UPDATED 1st November 2011 – more tours announced for the end of this year. Details here.

UPDATED 4th September 2010 – special guided tours of the station will be available later this month, more details here.

Of the closed tube stations that litter the London Underground, two top the list of stations that people want to visit. One is Down Street, near Hyde Park as it was used as a WW2 command centre, and the other is the iconic Aldwych/Strand station, which is largely unmodernised.

Next week, you can get to visit part of one of them.

As a suitable location for an exhibition on modernising the tube network, London Underground is staging an exhibition, Transforming the Tube in the ticket hall of the Aldwich station.

The exhibition runs from Monday 28 June to Friday 9 July and the opening times are:

  • Monday – Friday 10am – 7pm
  • Saturday and Sunday 10am – 4pm

More details about the exhibition on the TfL website.

I think the chances of being allowed down into the lower platforms is about ZERO, sadly, but it is still a chance to peer inside a building that had been largely closed to the public since 1994.

Abandoned Platform

The entrance is on Surrey Street, which oddly is much larger than the “official” main entrance on Aldwych.

I don’t know how much of the ticket hall will be used, but if you have a chance to get up the other side of the doorway for the main entrance, have a look at the floor. There used to be a newsagents stand there, and the floor is very noticeably worn away by the number of people who stopped there to buy a paper.

I have had the pleasure of a visit to the station before – and you can see my photos of the depths of the building on my usual flickr website.

Also – if the gate is unlocked, why not have a look at a so-called Roman Bath House that is just down the same side street?

Opening it to the public?

The difficulty with opening the lower levels to the public is that the only way up/down to the lower levels is via a single spiral staircase, and that restricts the ability to get groups in and out of the building in numbers that make a tour economically viable.

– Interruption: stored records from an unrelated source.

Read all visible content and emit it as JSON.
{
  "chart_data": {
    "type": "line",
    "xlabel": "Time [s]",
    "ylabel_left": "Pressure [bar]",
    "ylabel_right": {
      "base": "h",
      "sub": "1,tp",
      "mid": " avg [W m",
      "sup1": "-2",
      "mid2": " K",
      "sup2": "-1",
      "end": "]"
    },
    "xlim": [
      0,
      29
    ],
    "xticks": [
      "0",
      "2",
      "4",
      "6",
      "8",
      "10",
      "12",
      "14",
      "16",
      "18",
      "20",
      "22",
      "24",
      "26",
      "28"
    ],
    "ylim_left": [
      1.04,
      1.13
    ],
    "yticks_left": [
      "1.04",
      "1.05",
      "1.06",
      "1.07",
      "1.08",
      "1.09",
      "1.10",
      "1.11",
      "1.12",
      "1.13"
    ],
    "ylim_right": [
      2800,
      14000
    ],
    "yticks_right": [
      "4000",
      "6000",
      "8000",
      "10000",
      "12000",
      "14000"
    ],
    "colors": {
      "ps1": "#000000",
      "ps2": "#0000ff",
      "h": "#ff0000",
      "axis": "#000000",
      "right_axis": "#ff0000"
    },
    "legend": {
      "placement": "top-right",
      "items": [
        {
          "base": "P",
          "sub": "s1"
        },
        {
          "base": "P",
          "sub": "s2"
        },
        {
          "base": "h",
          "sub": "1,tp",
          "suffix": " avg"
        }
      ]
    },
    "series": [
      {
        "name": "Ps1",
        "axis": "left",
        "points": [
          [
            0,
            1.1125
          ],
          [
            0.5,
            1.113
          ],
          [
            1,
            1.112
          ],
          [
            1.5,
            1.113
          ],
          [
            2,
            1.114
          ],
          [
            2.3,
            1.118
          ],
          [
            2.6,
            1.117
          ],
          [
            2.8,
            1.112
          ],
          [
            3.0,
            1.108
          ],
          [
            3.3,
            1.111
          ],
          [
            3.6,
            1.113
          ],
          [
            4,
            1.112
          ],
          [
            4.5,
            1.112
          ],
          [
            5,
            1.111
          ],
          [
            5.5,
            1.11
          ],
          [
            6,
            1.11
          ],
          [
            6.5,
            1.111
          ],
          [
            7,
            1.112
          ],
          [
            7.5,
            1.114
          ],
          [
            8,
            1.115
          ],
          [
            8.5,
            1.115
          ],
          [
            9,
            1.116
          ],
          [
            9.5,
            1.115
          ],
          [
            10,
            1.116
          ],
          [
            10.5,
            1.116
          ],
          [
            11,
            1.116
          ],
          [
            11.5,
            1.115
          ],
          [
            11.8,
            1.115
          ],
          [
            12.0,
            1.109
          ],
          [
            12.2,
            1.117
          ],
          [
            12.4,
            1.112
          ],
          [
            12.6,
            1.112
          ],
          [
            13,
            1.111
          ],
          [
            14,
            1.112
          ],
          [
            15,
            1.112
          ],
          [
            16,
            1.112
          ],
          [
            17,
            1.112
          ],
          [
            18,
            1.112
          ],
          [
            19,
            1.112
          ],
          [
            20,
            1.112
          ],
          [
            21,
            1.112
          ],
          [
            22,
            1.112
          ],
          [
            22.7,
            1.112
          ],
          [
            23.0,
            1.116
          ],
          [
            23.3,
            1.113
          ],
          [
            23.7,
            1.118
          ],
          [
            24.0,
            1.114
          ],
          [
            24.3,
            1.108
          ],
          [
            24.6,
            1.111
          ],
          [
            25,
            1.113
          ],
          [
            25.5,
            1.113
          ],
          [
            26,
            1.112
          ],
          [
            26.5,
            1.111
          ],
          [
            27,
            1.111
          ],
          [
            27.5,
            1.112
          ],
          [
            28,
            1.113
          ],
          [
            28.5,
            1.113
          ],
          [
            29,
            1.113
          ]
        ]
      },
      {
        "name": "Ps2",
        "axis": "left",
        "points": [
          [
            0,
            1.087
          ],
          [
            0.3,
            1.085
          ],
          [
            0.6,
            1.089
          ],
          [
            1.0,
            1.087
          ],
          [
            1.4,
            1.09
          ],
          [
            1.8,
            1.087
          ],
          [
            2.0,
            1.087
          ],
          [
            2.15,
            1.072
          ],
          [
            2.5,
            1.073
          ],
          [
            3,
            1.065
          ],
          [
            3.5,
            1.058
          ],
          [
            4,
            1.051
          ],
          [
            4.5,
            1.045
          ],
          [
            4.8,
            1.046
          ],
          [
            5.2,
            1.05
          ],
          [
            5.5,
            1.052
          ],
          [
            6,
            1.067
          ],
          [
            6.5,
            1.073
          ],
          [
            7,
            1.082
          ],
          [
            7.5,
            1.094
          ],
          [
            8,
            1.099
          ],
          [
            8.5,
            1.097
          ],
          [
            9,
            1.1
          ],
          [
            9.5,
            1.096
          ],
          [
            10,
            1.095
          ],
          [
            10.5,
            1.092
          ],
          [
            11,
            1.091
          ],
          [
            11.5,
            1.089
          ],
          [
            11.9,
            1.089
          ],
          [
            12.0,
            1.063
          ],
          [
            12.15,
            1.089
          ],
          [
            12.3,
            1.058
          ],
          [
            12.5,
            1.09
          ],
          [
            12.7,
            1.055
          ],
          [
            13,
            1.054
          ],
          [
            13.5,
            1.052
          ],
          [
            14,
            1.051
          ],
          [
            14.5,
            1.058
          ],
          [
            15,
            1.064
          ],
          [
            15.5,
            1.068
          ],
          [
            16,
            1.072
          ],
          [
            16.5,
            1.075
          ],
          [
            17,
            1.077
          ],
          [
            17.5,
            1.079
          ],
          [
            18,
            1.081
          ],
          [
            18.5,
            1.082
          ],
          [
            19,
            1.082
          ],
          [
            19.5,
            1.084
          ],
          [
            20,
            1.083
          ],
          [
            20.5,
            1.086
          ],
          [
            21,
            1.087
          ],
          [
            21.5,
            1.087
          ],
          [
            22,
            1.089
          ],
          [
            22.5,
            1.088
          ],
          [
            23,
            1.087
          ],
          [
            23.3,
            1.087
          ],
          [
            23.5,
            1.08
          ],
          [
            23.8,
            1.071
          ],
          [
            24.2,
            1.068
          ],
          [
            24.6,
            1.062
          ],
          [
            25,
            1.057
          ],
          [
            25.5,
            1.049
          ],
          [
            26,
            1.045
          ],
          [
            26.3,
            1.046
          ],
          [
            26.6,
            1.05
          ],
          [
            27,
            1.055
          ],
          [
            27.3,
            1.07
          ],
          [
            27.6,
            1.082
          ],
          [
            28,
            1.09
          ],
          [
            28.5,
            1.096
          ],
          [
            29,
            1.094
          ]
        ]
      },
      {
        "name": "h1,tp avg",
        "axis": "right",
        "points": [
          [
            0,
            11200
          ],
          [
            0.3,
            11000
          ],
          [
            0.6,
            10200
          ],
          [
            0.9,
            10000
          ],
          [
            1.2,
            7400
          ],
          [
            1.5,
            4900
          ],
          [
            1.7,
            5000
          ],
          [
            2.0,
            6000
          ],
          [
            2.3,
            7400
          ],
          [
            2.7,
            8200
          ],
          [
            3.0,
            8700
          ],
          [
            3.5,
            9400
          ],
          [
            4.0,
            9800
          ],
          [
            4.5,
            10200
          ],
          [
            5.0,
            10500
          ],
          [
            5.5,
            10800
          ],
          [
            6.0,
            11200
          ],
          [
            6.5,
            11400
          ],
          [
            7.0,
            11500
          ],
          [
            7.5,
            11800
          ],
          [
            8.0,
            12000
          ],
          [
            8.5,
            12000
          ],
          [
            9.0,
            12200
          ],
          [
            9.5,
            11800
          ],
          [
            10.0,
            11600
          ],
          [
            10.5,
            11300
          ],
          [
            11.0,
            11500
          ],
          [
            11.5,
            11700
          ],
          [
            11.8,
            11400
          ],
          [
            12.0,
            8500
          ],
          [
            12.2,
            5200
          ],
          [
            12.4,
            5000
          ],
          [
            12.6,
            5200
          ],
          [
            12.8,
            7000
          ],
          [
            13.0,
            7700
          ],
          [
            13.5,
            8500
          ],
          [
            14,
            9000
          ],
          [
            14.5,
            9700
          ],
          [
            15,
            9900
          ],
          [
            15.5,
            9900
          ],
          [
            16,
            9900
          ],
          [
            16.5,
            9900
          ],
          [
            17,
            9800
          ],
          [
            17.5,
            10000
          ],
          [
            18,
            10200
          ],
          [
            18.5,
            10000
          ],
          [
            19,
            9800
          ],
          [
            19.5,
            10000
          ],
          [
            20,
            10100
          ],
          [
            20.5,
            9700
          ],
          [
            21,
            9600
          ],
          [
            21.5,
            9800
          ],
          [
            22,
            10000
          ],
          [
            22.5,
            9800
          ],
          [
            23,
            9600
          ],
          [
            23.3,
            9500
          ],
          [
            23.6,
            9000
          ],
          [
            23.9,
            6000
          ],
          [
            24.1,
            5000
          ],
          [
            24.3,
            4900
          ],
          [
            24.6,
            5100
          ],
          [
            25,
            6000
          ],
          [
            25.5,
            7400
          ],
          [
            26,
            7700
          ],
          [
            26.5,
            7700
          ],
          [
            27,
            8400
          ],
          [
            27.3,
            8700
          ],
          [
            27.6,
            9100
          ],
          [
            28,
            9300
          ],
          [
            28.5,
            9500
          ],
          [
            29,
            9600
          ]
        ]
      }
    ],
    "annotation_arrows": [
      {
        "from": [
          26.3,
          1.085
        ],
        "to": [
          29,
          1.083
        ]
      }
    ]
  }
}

However, here is an idea that gets around that problem.

Open up the building and let people stream into the building and wander around freely – then go down the staircase to the lower levels and along the corridors to the platform(s). Here, rather than then trying to go back up the same staircase, let them walk along the disused tunnel to the equally disused platform at Holborn – and then leave that station via the normal public exit.

By controlling the numbers of people in each “section”, you can let people just wander around freely without the need for guided tours – so that cuts down on the number of staff needed to run tours, although you still need crowd control stewards. Display boards and handouts can manage the information giving side of things.

I think the double-whammy of two disused stations plus walking along a tube tunnel would be quite awesome. You just have to look at the excitement when the East London Line tunnel was opened for a weekend to realise how much interest there is in this sort of thing.

One for the London Transport Museum?